Celular agarrado a mão

Em Maio do ano passado fui para São Paulo, onde iria participar da CryptoRave, baita evento sobre privacidade, liberdade, segurança e criptografia. Era primeiro de Maio, e fui dar um rolê pelo Vale do Anhangabaú, onde acontecia um daqueles shows promovidos pelas centrais sindicais. Marquei bobeira em um show da Sula Miranda e quando vi tinham levado meu celular. Lembro que minutos depois minha vida passou a girar em torno de bloquear o chip e pensar em um novo modelo de espertofone (ou smartphone, para os gringos), afinal como eu poderia viver sem um? Foram diversas estações de metrô até que eu pudesse bloquear o chip e algum tempo tentando em vão localizar o aparelho. No dia seguinte passei algumas horas pesquisando na internet, ou procurando na Santa Efigênia por um modelo que coubesse em meu orçamento.

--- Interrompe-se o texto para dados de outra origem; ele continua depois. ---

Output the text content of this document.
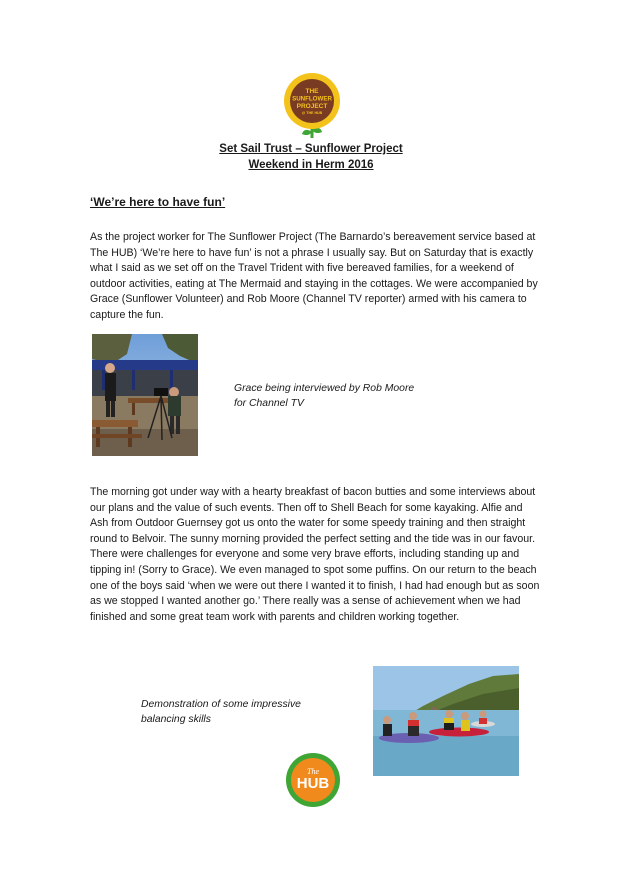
THE
SUNFLOWER
PROJECT
@ THE HUB
Set Sail Trust – Sunflower Project
Weekend in Herm 2016
‘We’re here to have fun’
As the project worker for The Sunflower Project (The Barnardo’s bereavement service based at The HUB) ‘We’re here to have fun’ is not a phrase I usually say. But on Saturday that is exactly what I said as we set off on the Travel Trident with five bereaved families, for a weekend of outdoor activities, eating at The Mermaid and staying in the cottages. We were accompanied by Grace (Sunflower Volunteer) and Rob Moore (Channel TV reporter) armed with his camera to capture the fun.
Grace being interviewed by Rob Moore for Channel TV
The morning got under way with a hearty breakfast of bacon butties and some interviews about our plans and the value of such events. Then off to Shell Beach for some kayaking. Alfie and Ash from Outdoor Guernsey got us onto the water for some speedy training and then straight round to Belvoir. The sunny morning provided the perfect setting and the tide was in our favour. There were challenges for everyone and some very brave efforts, including standing up and tipping in! (Sorry to Grace). We even managed to spot some puffins. On our return to the beach one of the boys said ‘when we were out there I wanted it to finish, I had had enough but as soon as we stopped I wanted another go.’ There really was a sense of achievement when we had finished and some great team work with parents and children working together.
Demonstration of some impressive balancing skills
The
HUB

Até que desisti. Comprei um celular que só faz/recebe ligação e SMS e resolvi tentar ver quanto tempo eu conseguiria viver sem um espertofone. Lá se vai um ano e eu sobrevivi. Então, resolvi contar um pouco desta experiência pessoal e o que tenho aprendido com ela.

Talvez um dos primeiros sinais de abstinência que senti foi o da “síndrome da mão inquieta”. Quando você tem um espertofone e é uma pessoa ansiosa como eu, ao menor sinal de tédio você vai lá e coloca a mão no bolso para pegar o celular. Uma fila no banco? celular. Uma conversa chata? celular. A cada tela desbloqueada dá aquela pequena liberação de dopamina necessária para você se sentir menos aflito. No pico do vício, o celular é a primeira e última coisa que você vê no dia, e muitas vezes até no banheiro você o leva (eca!).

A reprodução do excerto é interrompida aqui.